The town is still sitting there, protected only by a chain-link fence. But the houses and their contents are untouched since the moment their occupants disappeared. The army of squatters and grieving relatives camped just outside have never broken or taken anything. Which, I suppose, might be true if they were all public-radio listeners who were just there waiting for Garrison Keillor autographs. In Miami, where I live, there wouldn't have been two bricks left standing the next morning.
To the extent that Limetown has a point (other than whatever corporate perfidy ultimately turns out to be responsible for what happened), it seems to be that the 24-hour news cycle has so scrambled Americans' brains and scarred their souls that even the most profound tragedies have been forgotten by the weekend.
That, at least, is the thesis of the radio reporter Lia Haddock, who's looking into the disappearance 15 years later. "What makes the Limetown tragedy unique, what makes it worth the continuing discussion in spite of the collective moving on, she says in her news report, is the complete lack of context." (Or maybe she said "confidence," not context.
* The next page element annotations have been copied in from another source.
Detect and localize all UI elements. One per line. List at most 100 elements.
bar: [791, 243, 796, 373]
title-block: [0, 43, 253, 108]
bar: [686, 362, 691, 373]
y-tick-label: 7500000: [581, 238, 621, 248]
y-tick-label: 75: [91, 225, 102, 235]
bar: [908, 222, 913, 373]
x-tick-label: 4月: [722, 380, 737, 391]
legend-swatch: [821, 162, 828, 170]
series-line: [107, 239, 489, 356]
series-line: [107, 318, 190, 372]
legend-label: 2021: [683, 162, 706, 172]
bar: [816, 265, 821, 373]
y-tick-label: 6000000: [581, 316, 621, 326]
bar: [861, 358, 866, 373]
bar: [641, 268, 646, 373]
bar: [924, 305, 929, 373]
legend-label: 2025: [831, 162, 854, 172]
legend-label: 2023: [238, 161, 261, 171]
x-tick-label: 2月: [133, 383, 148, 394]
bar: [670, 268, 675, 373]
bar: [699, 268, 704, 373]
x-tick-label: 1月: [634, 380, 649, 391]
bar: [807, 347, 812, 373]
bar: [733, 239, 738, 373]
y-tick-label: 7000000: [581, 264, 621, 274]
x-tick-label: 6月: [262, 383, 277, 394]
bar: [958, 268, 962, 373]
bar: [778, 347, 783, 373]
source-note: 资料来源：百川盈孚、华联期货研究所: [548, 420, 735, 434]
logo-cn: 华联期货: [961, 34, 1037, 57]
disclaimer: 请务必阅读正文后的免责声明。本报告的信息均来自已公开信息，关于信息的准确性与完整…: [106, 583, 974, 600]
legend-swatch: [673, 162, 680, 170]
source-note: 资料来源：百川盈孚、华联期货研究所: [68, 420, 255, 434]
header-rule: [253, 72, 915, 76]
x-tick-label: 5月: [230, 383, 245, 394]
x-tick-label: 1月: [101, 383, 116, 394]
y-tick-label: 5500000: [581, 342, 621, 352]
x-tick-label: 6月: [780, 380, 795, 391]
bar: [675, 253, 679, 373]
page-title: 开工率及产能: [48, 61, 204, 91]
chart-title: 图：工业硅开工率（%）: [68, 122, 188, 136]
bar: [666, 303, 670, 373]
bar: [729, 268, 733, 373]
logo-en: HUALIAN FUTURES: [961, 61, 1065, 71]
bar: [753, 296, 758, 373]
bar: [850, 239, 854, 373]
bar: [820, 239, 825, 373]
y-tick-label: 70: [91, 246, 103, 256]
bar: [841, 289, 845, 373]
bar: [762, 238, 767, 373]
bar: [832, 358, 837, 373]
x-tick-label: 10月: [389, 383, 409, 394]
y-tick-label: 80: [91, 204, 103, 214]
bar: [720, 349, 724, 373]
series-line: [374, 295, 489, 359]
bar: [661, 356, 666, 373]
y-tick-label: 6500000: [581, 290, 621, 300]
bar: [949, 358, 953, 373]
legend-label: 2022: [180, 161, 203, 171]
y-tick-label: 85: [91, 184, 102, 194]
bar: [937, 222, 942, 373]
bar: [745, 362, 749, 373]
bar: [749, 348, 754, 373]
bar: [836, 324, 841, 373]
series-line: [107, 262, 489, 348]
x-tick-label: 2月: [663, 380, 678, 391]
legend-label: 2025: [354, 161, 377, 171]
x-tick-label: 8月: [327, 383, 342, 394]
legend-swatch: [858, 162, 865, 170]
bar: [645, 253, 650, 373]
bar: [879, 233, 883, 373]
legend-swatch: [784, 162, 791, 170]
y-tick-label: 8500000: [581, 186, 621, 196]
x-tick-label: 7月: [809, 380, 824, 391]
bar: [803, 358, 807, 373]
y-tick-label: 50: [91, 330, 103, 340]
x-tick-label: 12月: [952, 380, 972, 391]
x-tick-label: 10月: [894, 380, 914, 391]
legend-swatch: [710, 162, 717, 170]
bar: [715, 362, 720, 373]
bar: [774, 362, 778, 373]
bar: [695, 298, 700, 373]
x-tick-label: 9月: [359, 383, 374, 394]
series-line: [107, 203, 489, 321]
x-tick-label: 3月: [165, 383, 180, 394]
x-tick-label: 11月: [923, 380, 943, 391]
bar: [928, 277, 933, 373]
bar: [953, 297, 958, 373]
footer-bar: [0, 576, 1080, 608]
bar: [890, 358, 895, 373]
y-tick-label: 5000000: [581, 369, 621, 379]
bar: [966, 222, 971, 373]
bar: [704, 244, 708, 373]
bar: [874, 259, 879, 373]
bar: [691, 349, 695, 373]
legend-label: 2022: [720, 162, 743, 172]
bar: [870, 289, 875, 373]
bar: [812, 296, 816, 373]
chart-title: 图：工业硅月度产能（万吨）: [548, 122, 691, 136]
For a radio reporter, she mumbles a lot.) In this, at least, Limetown is on the mark—a public-radio reporter who's interested not in what happened to the missing people, or why, but the media sociology of it.
Haddock is played by a stoic, foggy Jessica Biel (The Sinner), who seems to have found a few Quaaludes on the craft-services snack table. For somebody who finally has her dream job—as a little girl, she liked to put tiaras on the heads of her family members and conduct mock interviews with them—Lia seems curiously apathetic about her story, on which she's already worked for four months.
Perhaps her drifting, disconnected performance is a writing, rather than acting, problem; the rest of the characters also seem to lack details, as if they weren't fully composed.
Whatever the case, Biel's Haddock makes Carl Kolchak look like Woodward and Bernstein. She has no idea what to ask her sources, or even how; she tapes one important interview by holding her phone up to the studio microphone, which will produce audio that sounds roughly like the screaming of bats.
Biel, by the way, seems completely on board with the idea that today's Americans can't hold anything in their heads more than 10 minutes at a time. When she first got the Limetown script, she told a (real) reporter at a screening earlier this month, she thought it was based on a true story. "I just thought I missed it, because our world is so insane that anything is possible really, right?" Biel explained. Move over, Nina Totenberg.